While planning my mother’s visit, I aimed to balance relaxing time in Tokyo with a side trip to a less mainstream city (since she had already visited Osaka and Kyoto), as well as a nature-focused ryokan and onsen experience, ideally in a snowy region, unique to Japan.
After considering several options, including many in Hokkaido and Tohoku, the trio of Kanazawa, Shirakawa-go, and Takayama, all within close proximity of each other, emerged as the most reliable choice.
Kanazawa—one of Japan’s most elegant cities, less than a 2.5-hour Shinkansen ride from Tokyo—would check the box for a slightly off-the-mainstream city. Shirakawa-go, a picturesque mountain village nestled in the Japanese Alps, would add a touch of nature, while Takayama would deliver the classic ryokan and onsen experience. And all three, already blanketed in snow that grew thicker by the day with continuous snowfall, certainly did not disappoint.
Honestly, with Japan’s mountainous terrain, it’s hard to find a destination north of Tokyo that disappoints in winter—especially if you’re after snowy landscapes, relaxed indoor time (onsen helps), and atmospheric dining.

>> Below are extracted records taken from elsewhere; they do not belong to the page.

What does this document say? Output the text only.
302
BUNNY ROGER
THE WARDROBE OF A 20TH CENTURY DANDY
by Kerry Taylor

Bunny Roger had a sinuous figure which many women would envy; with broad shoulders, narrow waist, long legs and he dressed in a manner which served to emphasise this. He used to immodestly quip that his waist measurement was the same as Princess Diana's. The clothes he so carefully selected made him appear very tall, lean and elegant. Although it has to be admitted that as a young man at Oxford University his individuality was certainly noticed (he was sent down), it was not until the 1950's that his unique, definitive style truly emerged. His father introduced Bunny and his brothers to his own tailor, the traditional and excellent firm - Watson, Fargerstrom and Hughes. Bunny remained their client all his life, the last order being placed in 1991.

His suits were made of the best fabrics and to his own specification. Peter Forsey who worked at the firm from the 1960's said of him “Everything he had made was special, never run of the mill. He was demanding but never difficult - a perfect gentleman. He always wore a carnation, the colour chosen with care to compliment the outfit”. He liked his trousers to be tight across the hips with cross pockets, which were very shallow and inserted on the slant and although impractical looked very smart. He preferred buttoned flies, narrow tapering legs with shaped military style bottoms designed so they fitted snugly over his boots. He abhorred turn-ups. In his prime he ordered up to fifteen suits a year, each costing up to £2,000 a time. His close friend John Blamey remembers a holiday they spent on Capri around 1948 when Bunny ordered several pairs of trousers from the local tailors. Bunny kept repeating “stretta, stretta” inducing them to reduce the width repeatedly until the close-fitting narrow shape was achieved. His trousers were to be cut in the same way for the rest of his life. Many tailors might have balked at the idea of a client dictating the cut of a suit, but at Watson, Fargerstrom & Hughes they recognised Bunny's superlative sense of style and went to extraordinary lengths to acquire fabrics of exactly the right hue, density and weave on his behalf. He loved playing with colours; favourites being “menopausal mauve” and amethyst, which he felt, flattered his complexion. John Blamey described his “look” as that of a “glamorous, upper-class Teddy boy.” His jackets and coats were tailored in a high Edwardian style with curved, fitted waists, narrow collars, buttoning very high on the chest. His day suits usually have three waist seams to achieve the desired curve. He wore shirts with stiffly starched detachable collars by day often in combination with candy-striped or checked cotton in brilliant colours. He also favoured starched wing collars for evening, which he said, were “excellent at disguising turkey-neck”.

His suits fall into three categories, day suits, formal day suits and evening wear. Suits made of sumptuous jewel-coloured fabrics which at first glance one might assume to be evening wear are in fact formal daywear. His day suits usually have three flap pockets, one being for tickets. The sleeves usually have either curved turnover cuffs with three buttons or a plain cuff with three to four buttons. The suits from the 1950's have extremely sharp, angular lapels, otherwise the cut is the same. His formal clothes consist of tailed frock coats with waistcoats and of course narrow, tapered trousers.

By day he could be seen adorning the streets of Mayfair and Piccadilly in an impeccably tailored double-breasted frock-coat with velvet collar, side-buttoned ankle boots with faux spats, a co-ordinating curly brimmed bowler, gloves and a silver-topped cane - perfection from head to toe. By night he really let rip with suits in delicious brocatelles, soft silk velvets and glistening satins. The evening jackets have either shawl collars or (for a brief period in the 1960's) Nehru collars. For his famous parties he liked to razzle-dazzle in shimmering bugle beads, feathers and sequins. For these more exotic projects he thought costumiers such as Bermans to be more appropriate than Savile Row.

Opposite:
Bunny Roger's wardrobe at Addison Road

These praising words—quite big coming from someone who once, without hesitation or regret, titled a monthly letter The Very Questionable Beauty of Japan—bring us to this month’s topic. While Kanazawa ended up being the winner in our case, this letter isn’t just about Kanazawa, but also the other alternatives I considered while planning the perfect three-day cozy winter trip with my mother—one that blends slightly lesser-known city escapes that don’t feel too obscure with uniquely Japanese nature experiences.
Kanazawa, Shirakawa-go and Takayama
Kanazawa is, in my view and that of many others, one of Japan's most rewarding city breaks for both visitors and locals, especially if you’ve already explored the usual destinations like Tokyo and Kyoto. Often referred to—somewhat reductively—as Little Kyoto due to its geisha district reminiscent of Gion, the city offers a surprising number of attractions for its modest size.

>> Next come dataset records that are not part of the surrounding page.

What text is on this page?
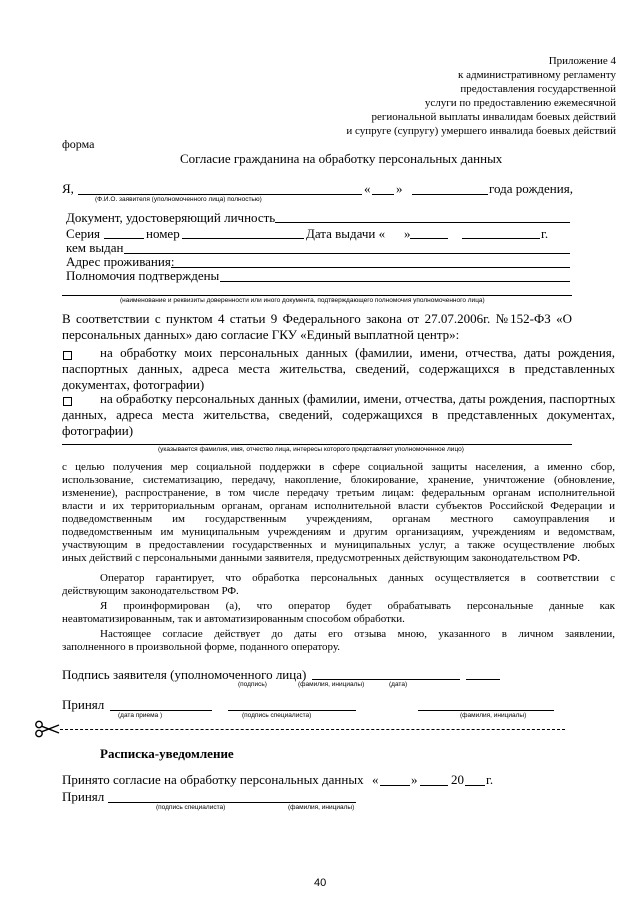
Приложение 4
к административному регламенту
предоставления государственной
услуги по предоставлению ежемесячной
региональной выплаты инвалидам боевых действий
и супруге (супругу) умершего инвалида боевых действий
форма
Согласие гражданина на обработку персональных данных
Я,	« »	года рождения,
(Ф.И.О. заявителя (уполномоченного лица) полностью)
Документ, удостоверяющий личность
Серия	номер	Дата выдачи « »	г.
кем выдан
Адрес проживания:
Полномочия подтверждены
(наименование и реквизиты доверенности или иного документа, подтверждающего полномочия уполномоченного лица)
В соответствии с пунктом 4 статьи 9 Федерального закона от 27.07.2006г. №152-ФЗ «О
персональных данных» даю согласие ГКУ «Единый выплатной центр»:
на обработку моих персональных данных (фамилии, имени, отчества, даты рождения,
паспортных данных, адреса места жительства, сведений, содержащихся в представленных
документах, фотографии)
на обработку персональных данных (фамилии, имени, отчества, даты рождения, паспортных
данных, адреса места жительства, сведений, содержащихся в представленных документах,
фотографии)
(указывается фамилия, имя, отчество лица, интересы которого представляет уполномоченное лицо)
с целью получения мер социальной поддержки в сфере социальной защиты населения, а именно сбор,
использование, систематизацию, передачу, накопление, блокирование, хранение, уничтожение (обновление,
изменение), распространение, в том числе передачу третьим лицам: федеральным органам исполнительной
власти и их территориальным органам, органам исполнительной власти субъектов Российской Федерации и
подведомственным им государственным учреждениям, органам местного самоуправления и
подведомственным им муниципальным учреждениям и другим организациям, учреждениям и ведомствам,
участвующим в предоставлении государственных и муниципальных услуг, а также осуществление любых
иных действий с персональными данными заявителя, предусмотренных действующим законодательством РФ.
Оператор гарантирует, что обработка персональных данных осуществляется в соответствии с
действующим законодательством РФ.
Я проинформирован (а), что оператор будет обрабатывать персональные данные как
неавтоматизированным, так и автоматизированным способом обработки.
Настоящее согласие действует до даты его отзыва мною, указанного в личном заявлении,
заполненного в произвольной форме, поданного оператору.
Подпись заявителя (уполномоченного лица)
(подпись)	(фамилия, инициалы)	(дата)
Принял
(дата приема )	(подпись специалиста)	(фамилия, инициалы)
Расписка-уведомление
Принято согласие на обработку персональных данных «	»	20 г.
Принял
(подпись специалиста)	(фамилия, инициалы)
40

Home to Kenroku-en—officially recognized as one of Japan's three most beautiful gardens—the 21st Century Museum of Contemporary Art, featuring works by James Turrell and Anish Kapoor in its permanent collection, the well-preserved geisha district of Higashi Chaya, an architecturally impressive museum dedicated to Kanazawa-born Buddhist philosopher D.T. Suzuki, historic samurai houses, a vibrant fish market, and highly praised kaiseki cuisine, Kanazawa once again convinced me that it can do no wrong.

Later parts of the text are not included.